Friday, April 13, 2007

A Prayer for a Shortstop

If an article was written about Alex Gonzalez and how he worked hard to make it to the Majors, no doubt his numerous critics would blast the article. After all, Gonzalez is a no hit shortstop - a waste of money - they say. In fact, articles about Gonzalez received that exact treatment when he was signed and pretty much all spring. (Some would have you believe that no one gets any press coverage except recovering drug addicts.)

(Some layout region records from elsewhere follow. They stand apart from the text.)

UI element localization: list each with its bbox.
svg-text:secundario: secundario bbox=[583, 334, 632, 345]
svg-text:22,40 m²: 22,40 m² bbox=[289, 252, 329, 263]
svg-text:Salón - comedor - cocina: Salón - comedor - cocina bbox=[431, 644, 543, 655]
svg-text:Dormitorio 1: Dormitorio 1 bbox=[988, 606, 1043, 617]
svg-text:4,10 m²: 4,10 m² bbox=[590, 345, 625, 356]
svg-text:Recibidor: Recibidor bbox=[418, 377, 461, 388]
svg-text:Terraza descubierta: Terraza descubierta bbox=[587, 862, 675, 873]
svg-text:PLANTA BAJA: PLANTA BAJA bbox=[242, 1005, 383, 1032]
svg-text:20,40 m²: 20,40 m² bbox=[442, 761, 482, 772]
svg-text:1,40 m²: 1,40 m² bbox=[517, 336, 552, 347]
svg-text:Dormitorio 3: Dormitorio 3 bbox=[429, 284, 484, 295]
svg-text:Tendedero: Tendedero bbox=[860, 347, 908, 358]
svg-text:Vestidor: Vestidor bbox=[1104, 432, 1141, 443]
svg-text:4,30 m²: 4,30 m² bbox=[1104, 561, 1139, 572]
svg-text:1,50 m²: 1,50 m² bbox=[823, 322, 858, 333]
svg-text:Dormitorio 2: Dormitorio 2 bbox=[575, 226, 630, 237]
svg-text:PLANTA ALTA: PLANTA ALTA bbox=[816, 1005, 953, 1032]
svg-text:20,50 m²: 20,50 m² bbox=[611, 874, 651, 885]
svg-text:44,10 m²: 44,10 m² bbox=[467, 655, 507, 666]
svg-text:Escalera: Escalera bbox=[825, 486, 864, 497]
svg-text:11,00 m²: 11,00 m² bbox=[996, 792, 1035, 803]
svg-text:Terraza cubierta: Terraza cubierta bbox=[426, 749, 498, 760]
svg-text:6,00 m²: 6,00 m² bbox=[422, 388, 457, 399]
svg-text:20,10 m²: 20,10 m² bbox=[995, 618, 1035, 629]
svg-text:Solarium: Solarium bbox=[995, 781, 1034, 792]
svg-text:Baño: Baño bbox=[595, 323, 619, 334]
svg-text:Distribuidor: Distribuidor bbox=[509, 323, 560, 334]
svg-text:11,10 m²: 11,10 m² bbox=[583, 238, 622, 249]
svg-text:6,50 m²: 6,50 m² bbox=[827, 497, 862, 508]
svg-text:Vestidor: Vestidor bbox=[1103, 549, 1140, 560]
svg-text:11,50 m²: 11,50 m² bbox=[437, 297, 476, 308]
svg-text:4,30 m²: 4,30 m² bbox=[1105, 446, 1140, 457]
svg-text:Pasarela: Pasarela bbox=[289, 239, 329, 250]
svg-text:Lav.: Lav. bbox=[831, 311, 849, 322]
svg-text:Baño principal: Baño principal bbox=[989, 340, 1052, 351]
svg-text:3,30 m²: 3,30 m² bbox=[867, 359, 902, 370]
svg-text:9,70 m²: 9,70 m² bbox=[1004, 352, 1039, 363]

Unfortunately, the articles in the Reds media for the next few days may be about Alex, but not about how he worked hard to get to the Majors. No, they will be about his 7 year old son, Johan, who is lying critically ill in a hospital in Venezuela right now.

Most of us take life for granted, don't we? How many of us grumble when the alarm goes off instead of just being grateful we woke up at all? (Of course, we'd enjoy life more if we didn't have to get up so early to slave away for The Man!) It is only when we are reminded of our mortality that most of us stop to reflect upon how precious is each sip of air we take, each heartbeat, each ray of sunshine that warms our skin or forces smiles from the depths of malcontent. (The sociopaths among us are truly unfortunate souls.)

I have no child, so I can't accurately imagine the agony that Alex and his wife are going through right now, but being the sensitive person I am, I feel something painful, and I try to understand. I don't know Alex Gonzalez - probably no one reading this does - but it doesn't matter, because we are fellow human beings, and most of us have been blessed with compassion, empathy, and a true desire for goodness to befall others, even if this desire is buried in the realm of our subconscience.

Though it sounds ludicrous at a time like this because baseball means nothing when a little boy lies in a hospital bed fighting for his too brief life, baseball is such a part of my life that I can't help but feel that Alex is kind of a family member. Forget baseball, damn it. Just get that kid well again.

I hope the religious among us will keep the Gonzalez family in thoughts and prayers and the rest will expend our hope until a healthy little boy named Johan is once again standing on a green field with his little hand around a white leather sphere with 108 red stitches, trying to emulate his big league dad.